By IRMA ISIP
The sugar industry must make a strong case in its bid for the
continued protection of the commodity from liberalization in Asean until 2010.
The Tariff Commission will hear today a petition of the Sugar
Alliance of the Philippines to retain the tariff on sugar at 38 percent and
transfer the commodity from the inclusion list of sectors to highly sensitive in
order to exempt it from tariff liberalization of the Asean common effective
preferential tariff (CEPT) scheme.
But a government source said the sugar industry has to make a
good case since it has enjoyed years of protection even as it languished due to
inefficiencies in harvesting and milling and higher transport costs.
The source said the industry simply has to modernize.

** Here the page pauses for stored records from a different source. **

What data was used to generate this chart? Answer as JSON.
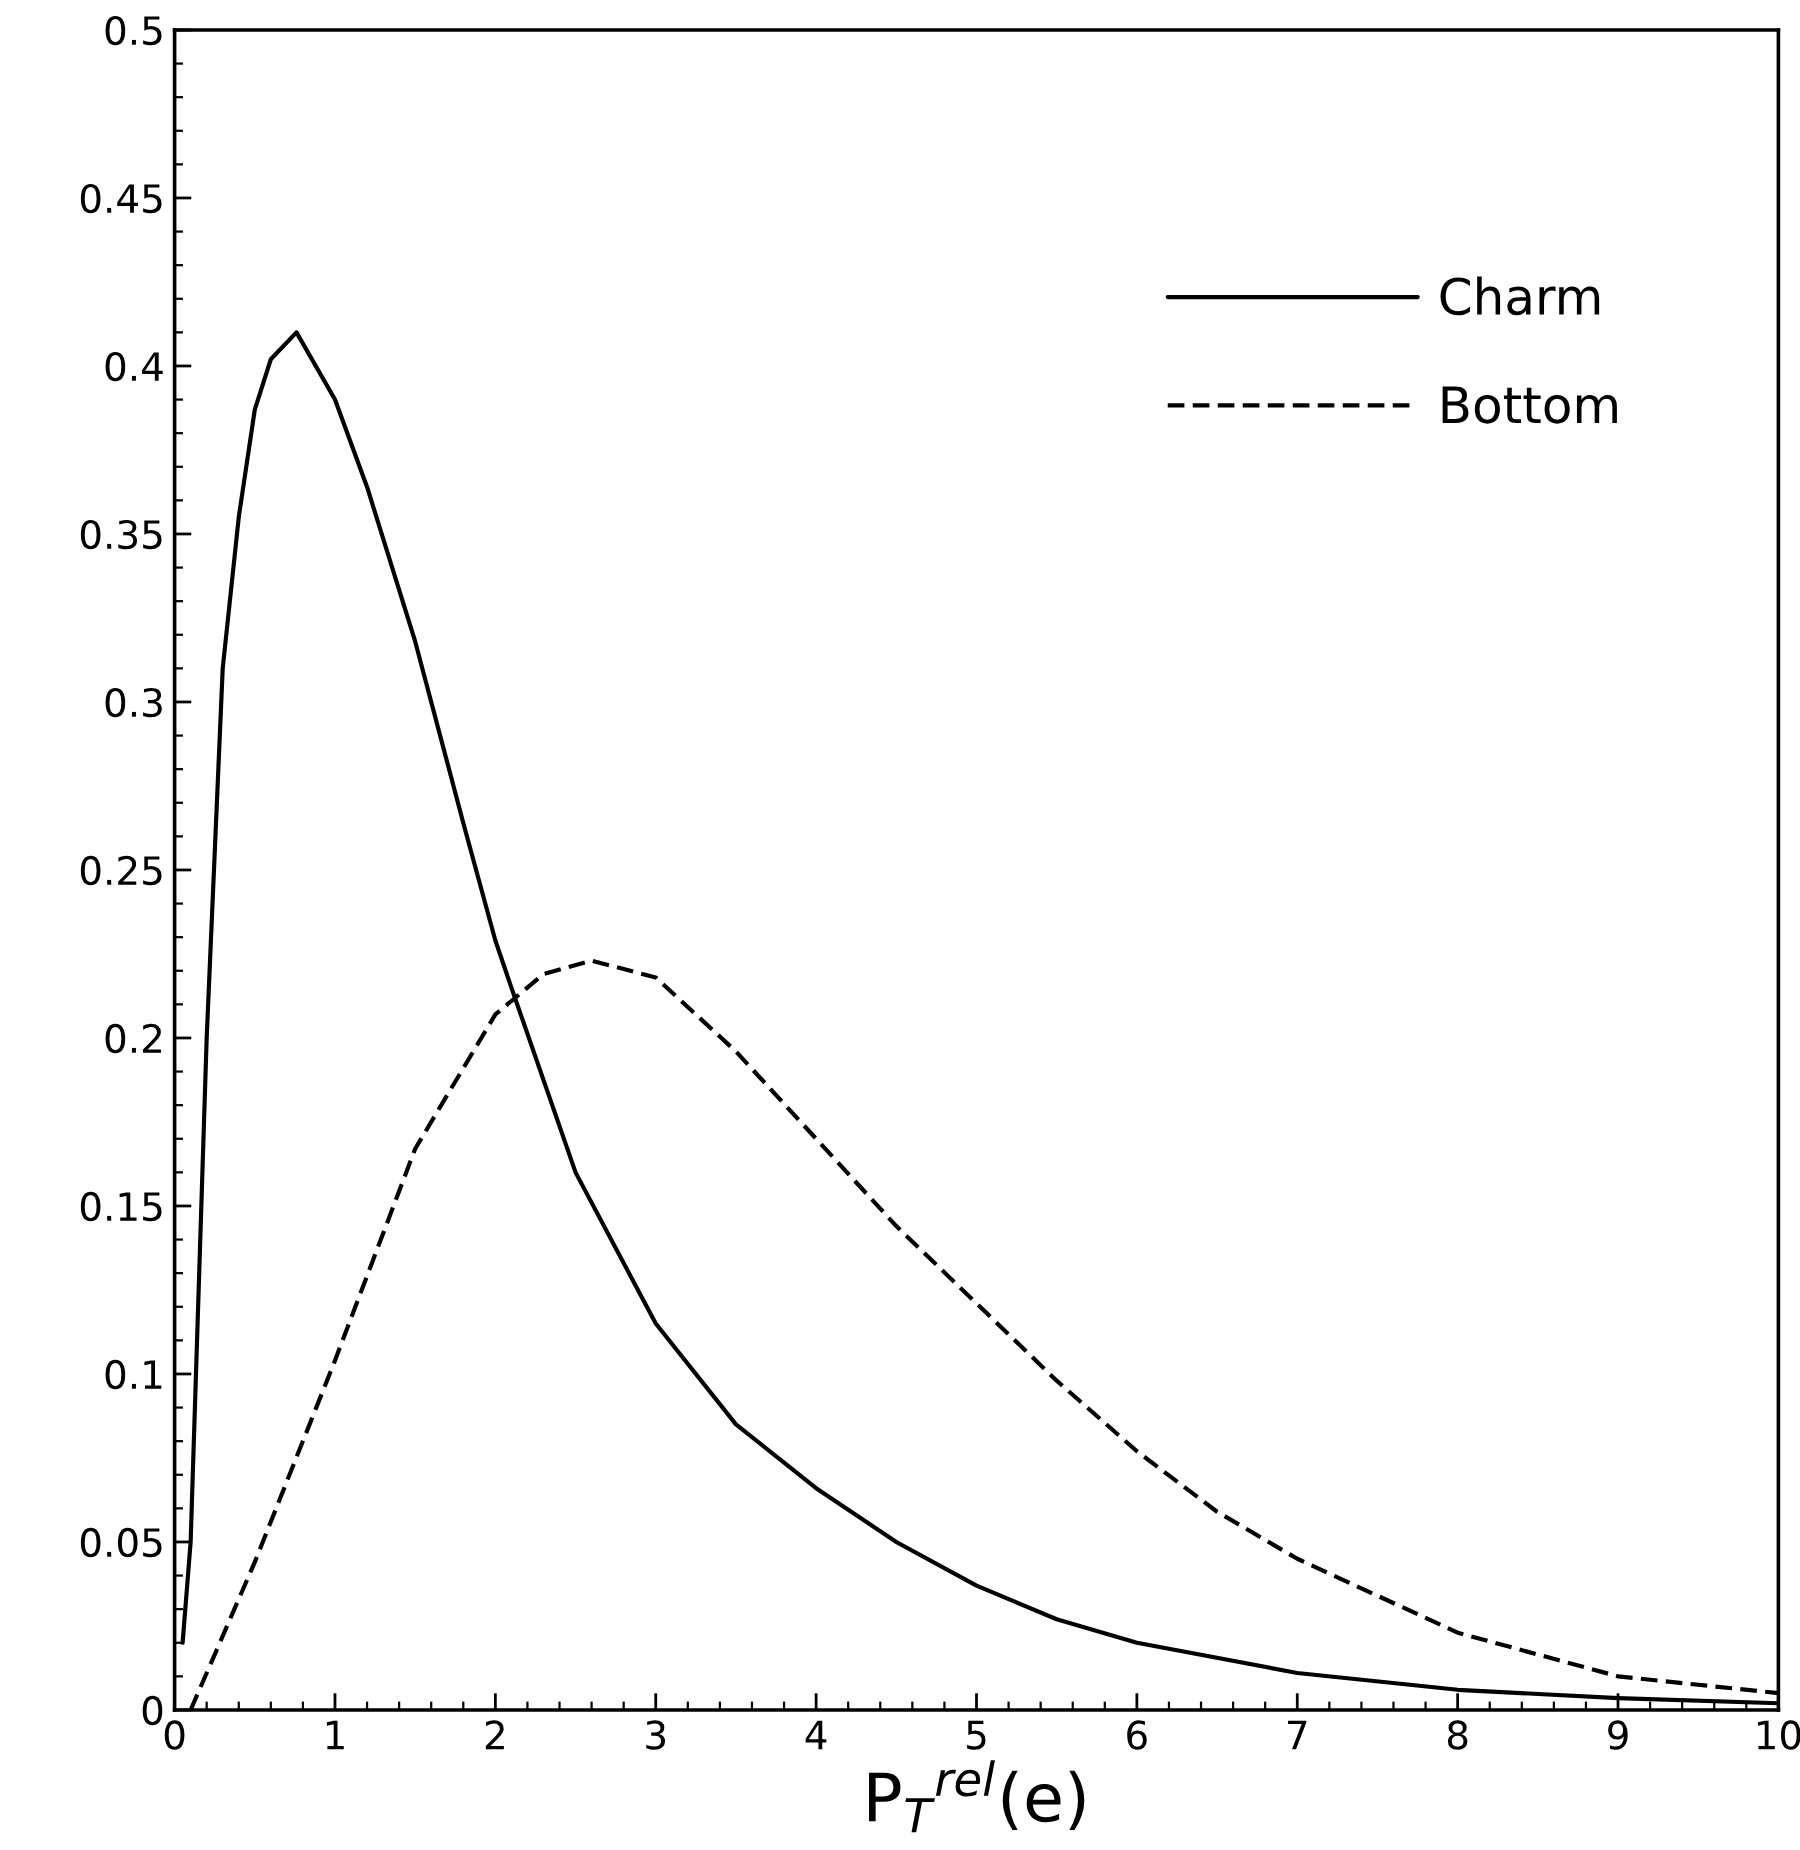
{
  "chart_data": {
    "type": "line",
    "xlabel": "P$_{T}$$^{rel}$(e)",
    "xlim": [
      0,
      10
    ],
    "ylim": [
      0,
      0.5
    ],
    "xticks": [
      0,
      1,
      2,
      3,
      4,
      5,
      6,
      7,
      8,
      9,
      10
    ],
    "yticks": [
      0,
      0.05,
      0.1,
      0.15,
      0.2,
      0.25,
      0.3,
      0.35,
      0.4,
      0.45,
      0.5
    ],
    "legend": "top right",
    "grid": false,
    "series": [
      {
        "name": "Charm",
        "color": "#000000",
        "line_style": "solid",
        "x": [
          0.05,
          0.1,
          0.2,
          0.3,
          0.4,
          0.5,
          0.6,
          0.76,
          1.0,
          1.2,
          1.5,
          1.8,
          2.0,
          2.1,
          2.5,
          3.0,
          3.5,
          4.0,
          4.5,
          5.0,
          5.5,
          6.0,
          7.0,
          8.0,
          9.0,
          10.0
        ],
        "values": [
          0.02,
          0.05,
          0.2,
          0.31,
          0.355,
          0.387,
          0.402,
          0.41,
          0.39,
          0.364,
          0.318,
          0.264,
          0.229,
          0.215,
          0.16,
          0.115,
          0.085,
          0.066,
          0.05,
          0.037,
          0.027,
          0.02,
          0.011,
          0.006,
          0.0035,
          0.002
        ]
      },
      {
        "name": "Bottom",
        "color": "#000000",
        "line_style": "dashed",
        "x": [
          0.1,
          0.5,
          1.0,
          1.5,
          2.0,
          2.3,
          2.6,
          3.0,
          3.5,
          4.0,
          4.5,
          5.0,
          5.5,
          6.0,
          6.5,
          7.0,
          8.0,
          9.0,
          10.0
        ],
        "values": [
          0.0,
          0.044,
          0.104,
          0.167,
          0.207,
          0.219,
          0.223,
          0.218,
          0.196,
          0.17,
          0.144,
          0.121,
          0.098,
          0.077,
          0.059,
          0.045,
          0.023,
          0.01,
          0.005
        ]
      }
    ]
  }
}
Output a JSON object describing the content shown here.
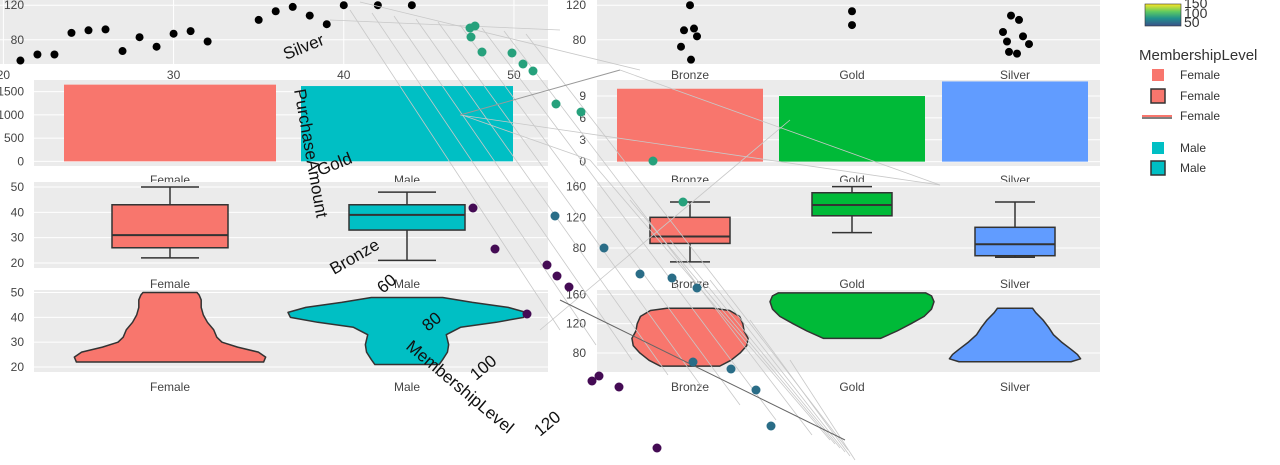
{
  "chart_data": [
    {
      "id": "scatter-age-purchase",
      "type": "scatter",
      "xlim": [
        20,
        52
      ],
      "x_ticks": [
        "20",
        "30",
        "40",
        "50"
      ],
      "y_ticks": [
        "80",
        "120"
      ],
      "x": [
        21,
        22,
        23,
        24,
        25,
        26,
        27,
        28,
        29,
        30,
        31,
        32,
        35,
        36,
        37,
        38,
        39,
        40,
        42,
        44
      ],
      "y": [
        56,
        63,
        63,
        88,
        91,
        92,
        67,
        83,
        72,
        87,
        90,
        78,
        103,
        113,
        118,
        108,
        98,
        120,
        120,
        120
      ]
    },
    {
      "id": "scatter-membership-purchase",
      "type": "scatter",
      "categories": [
        "Bronze",
        "Gold",
        "Silver"
      ],
      "y_ticks": [
        "80",
        "120"
      ],
      "points": [
        {
          "cat": "Bronze",
          "y": 120
        },
        {
          "cat": "Bronze",
          "y": 93
        },
        {
          "cat": "Bronze",
          "y": 91
        },
        {
          "cat": "Bronze",
          "y": 84
        },
        {
          "cat": "Bronze",
          "y": 72
        },
        {
          "cat": "Bronze",
          "y": 57
        },
        {
          "cat": "Gold",
          "y": 113
        },
        {
          "cat": "Gold",
          "y": 97
        },
        {
          "cat": "Silver",
          "y": 108
        },
        {
          "cat": "Silver",
          "y": 103
        },
        {
          "cat": "Silver",
          "y": 89
        },
        {
          "cat": "Silver",
          "y": 84
        },
        {
          "cat": "Silver",
          "y": 78
        },
        {
          "cat": "Silver",
          "y": 75
        },
        {
          "cat": "Silver",
          "y": 66
        },
        {
          "cat": "Silver",
          "y": 64
        }
      ]
    },
    {
      "id": "bar-gender-count",
      "type": "bar",
      "categories": [
        "Female",
        "Male"
      ],
      "values": [
        1650,
        1620
      ],
      "y_ticks": [
        "0",
        "500",
        "1000",
        "1500"
      ],
      "colors": [
        "#F8766D",
        "#00BFC4"
      ]
    },
    {
      "id": "bar-membership-count",
      "type": "bar",
      "categories": [
        "Bronze",
        "Gold",
        "Silver"
      ],
      "values": [
        10,
        9,
        11
      ],
      "y_ticks": [
        "0",
        "3",
        "6",
        "9"
      ],
      "colors": [
        "#F8766D",
        "#00BA38",
        "#619CFF"
      ]
    },
    {
      "id": "box-gender-age",
      "type": "box",
      "categories": [
        "Female",
        "Male"
      ],
      "boxes": [
        {
          "min": 22,
          "q1": 26,
          "median": 31,
          "q3": 43,
          "max": 50
        },
        {
          "min": 21,
          "q1": 33,
          "median": 39,
          "q3": 43,
          "max": 48
        }
      ],
      "y_ticks": [
        "20",
        "30",
        "40",
        "50"
      ],
      "colors": [
        "#F8766D",
        "#00BFC4"
      ]
    },
    {
      "id": "box-membership-purchase",
      "type": "box",
      "categories": [
        "Bronze",
        "Gold",
        "Silver"
      ],
      "boxes": [
        {
          "min": 62,
          "q1": 86,
          "median": 95,
          "q3": 120,
          "max": 140
        },
        {
          "min": 100,
          "q1": 122,
          "median": 136,
          "q3": 152,
          "max": 160
        },
        {
          "min": 68,
          "q1": 70,
          "median": 85,
          "q3": 107,
          "max": 140
        }
      ],
      "y_ticks": [
        "80",
        "120",
        "160"
      ],
      "colors": [
        "#F8766D",
        "#00BA38",
        "#619CFF"
      ]
    },
    {
      "id": "violin-gender-age",
      "type": "violin",
      "categories": [
        "Female",
        "Male"
      ],
      "y_ticks": [
        "20",
        "30",
        "40",
        "50"
      ],
      "colors": [
        "#F8766D",
        "#00BFC4"
      ]
    },
    {
      "id": "violin-membership-purchase",
      "type": "violin",
      "categories": [
        "Bronze",
        "Gold",
        "Silver"
      ],
      "y_ticks": [
        "80",
        "120",
        "160"
      ],
      "colors": [
        "#F8766D",
        "#00BA38",
        "#619CFF"
      ]
    },
    {
      "id": "scatter3d",
      "type": "scatter",
      "axis_labels": [
        "PurchaseAmount",
        "MembershipLevel"
      ],
      "category_ticks": [
        "Silver",
        "Gold",
        "Bronze"
      ],
      "numeric_ticks": [
        "60",
        "80",
        "100",
        "120"
      ]
    }
  ],
  "legend": {
    "colorbar_ticks": [
      "150",
      "100",
      "50"
    ],
    "title": "MembershipLevel",
    "items": [
      "Female",
      "Female",
      "Female",
      "Male",
      "Male"
    ]
  },
  "colors": {
    "panel_bg": "#EBEBEB",
    "female": "#F8766D",
    "male": "#00BFC4",
    "gold": "#00BA38",
    "silver": "#619CFF"
  }
}
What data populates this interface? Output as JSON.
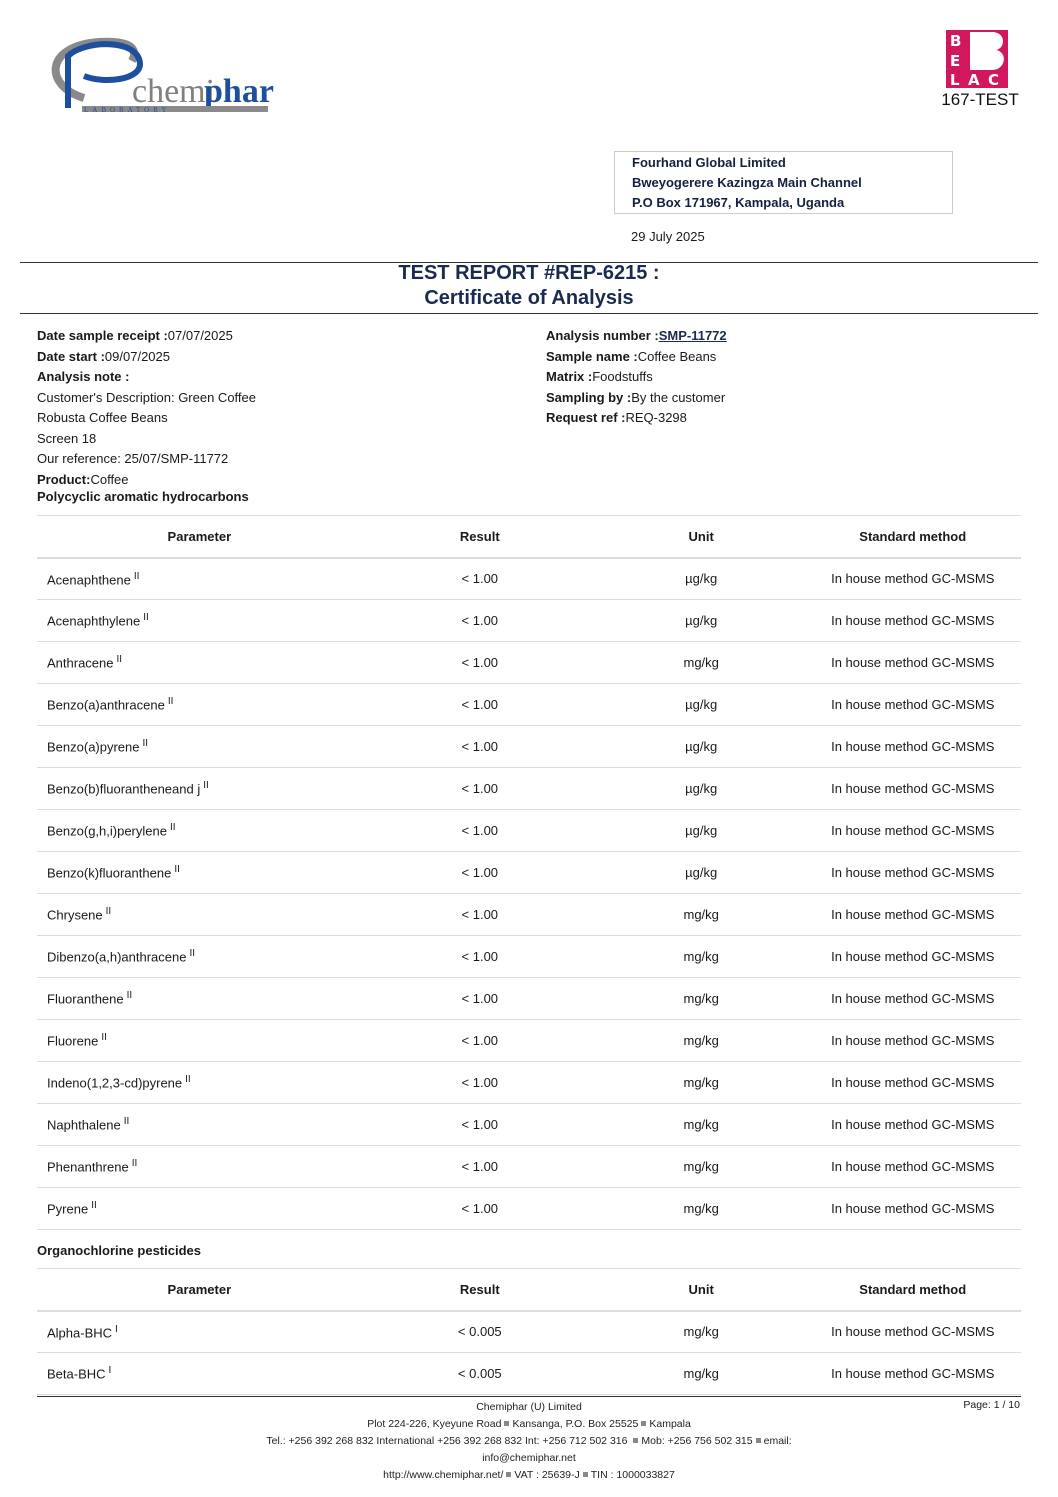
{
  "logo": {
    "text": "chemiphar",
    "sub": "LABORATORY"
  },
  "belac": {
    "letters": "BELAC",
    "code": "167-TEST",
    "color": "#d1175e"
  },
  "recipient": {
    "line1": "Fourhand Global Limited",
    "line2": "Bweyogerere Kazingza Main Channel",
    "line3": "P.O Box 171967, Kampala, Uganda"
  },
  "date": "29 July 2025",
  "title": {
    "line1": "TEST REPORT #REP-6215 :",
    "line2": "Certificate of Analysis"
  },
  "left": {
    "receipt_label": "Date sample receipt :",
    "receipt": "07/07/2025",
    "start_label": "Date start :",
    "start": "09/07/2025",
    "note_label": "Analysis note :",
    "note1": "Customer's Description: Green Coffee",
    "note2": "Robusta Coffee Beans",
    "note3": "Screen 18",
    "note4": "Our reference: 25/07/SMP-11772",
    "product_label": "Product:",
    "product": "Coffee"
  },
  "right": {
    "analysis_label": "Analysis number :",
    "analysis": "SMP-11772",
    "sample_label": "Sample name :",
    "sample": "Coffee Beans",
    "matrix_label": "Matrix :",
    "matrix": "Foodstuffs",
    "sampling_label": "Sampling by :",
    "sampling": "By the customer",
    "request_label": "Request ref :",
    "request": "REQ-3298"
  },
  "headers": [
    "Parameter",
    "Result",
    "Unit",
    "Standard method"
  ],
  "sections": [
    {
      "title": "Polycyclic aromatic hydrocarbons",
      "rows": [
        [
          "Acenaphthene",
          "II",
          "< 1.00",
          "µg/kg",
          "In house method GC-MSMS"
        ],
        [
          "Acenaphthylene",
          "II",
          "< 1.00",
          "µg/kg",
          "In house method GC-MSMS"
        ],
        [
          "Anthracene",
          "II",
          "< 1.00",
          "mg/kg",
          "In house method GC-MSMS"
        ],
        [
          "Benzo(a)anthracene",
          "II",
          "< 1.00",
          "µg/kg",
          "In house method GC-MSMS"
        ],
        [
          "Benzo(a)pyrene",
          "II",
          "< 1.00",
          "µg/kg",
          "In house method GC-MSMS"
        ],
        [
          "Benzo(b)fluorantheneand j",
          "II",
          "< 1.00",
          "µg/kg",
          "In house method GC-MSMS"
        ],
        [
          "Benzo(g,h,i)perylene",
          "II",
          "< 1.00",
          "µg/kg",
          "In house method GC-MSMS"
        ],
        [
          "Benzo(k)fluoranthene",
          "II",
          "< 1.00",
          "µg/kg",
          "In house method GC-MSMS"
        ],
        [
          "Chrysene",
          "II",
          "< 1.00",
          "mg/kg",
          "In house method GC-MSMS"
        ],
        [
          "Dibenzo(a,h)anthracene",
          "II",
          "< 1.00",
          "mg/kg",
          "In house method GC-MSMS"
        ],
        [
          "Fluoranthene",
          "II",
          "< 1.00",
          "mg/kg",
          "In house method GC-MSMS"
        ],
        [
          "Fluorene",
          "II",
          "< 1.00",
          "mg/kg",
          "In house method GC-MSMS"
        ],
        [
          "Indeno(1,2,3-cd)pyrene",
          "II",
          "< 1.00",
          "mg/kg",
          "In house method GC-MSMS"
        ],
        [
          "Naphthalene",
          "II",
          "< 1.00",
          "mg/kg",
          "In house method GC-MSMS"
        ],
        [
          "Phenanthrene",
          "II",
          "< 1.00",
          "mg/kg",
          "In house method GC-MSMS"
        ],
        [
          "Pyrene",
          "II",
          "< 1.00",
          "mg/kg",
          "In house method GC-MSMS"
        ]
      ]
    },
    {
      "title": "Organochlorine pesticides",
      "rows": [
        [
          "Alpha-BHC",
          "I",
          "< 0.005",
          "mg/kg",
          "In house method GC-MSMS"
        ],
        [
          "Beta-BHC",
          "I",
          "< 0.005",
          "mg/kg",
          "In house method GC-MSMS"
        ]
      ]
    }
  ],
  "footer": {
    "company": "Chemiphar (U) Limited",
    "addr1": "Plot 224-226, Kyeyune Road",
    "addr2": "Kansanga, P.O. Box 25525",
    "addr3": "Kampala",
    "tel": "Tel.: +256 392 268 832 International +256 392 268 832 Int: +256 712 502 316",
    "mob": "Mob: +256 756 502 315",
    "email_label": "email:",
    "email": "info@chemiphar.net",
    "web": "http://www.chemiphar.net/",
    "vat": "VAT : 25639-J",
    "tin": "TIN : 1000033827",
    "page": "Page: 1 / 10"
  }
}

The
source said the sugar industry wants to take advantage of the-two year window
before the implementation of free trade within Asean in 2010. The commodity is
scheduled for another cut in tariff, to 28 percent, by 2009, then zero by 2010.
The source added that by listing sugar as highly sensitive,
the commodity will have a maximum tariff of 5 percent.
The source added that the sugar industry’s request must also
be balanced with the interest of users like the food processors and exporters
and the beverage industry which do not get a good price of sugar due to high
tariff walls.
Unlike Indonesia which has been able to list sugar as highly
sensitive, the Philippines has put sugar in the sensitive list until 2010 and
this has to phase into gradual tariff cuts as part of the Asean free trade
agreement. Thailand is the major exporter of sugar.
Reports said the sugar industry posted its highest yield in more than two
decades in the crop year 2007 to 2008 to 2.45 million metric tons.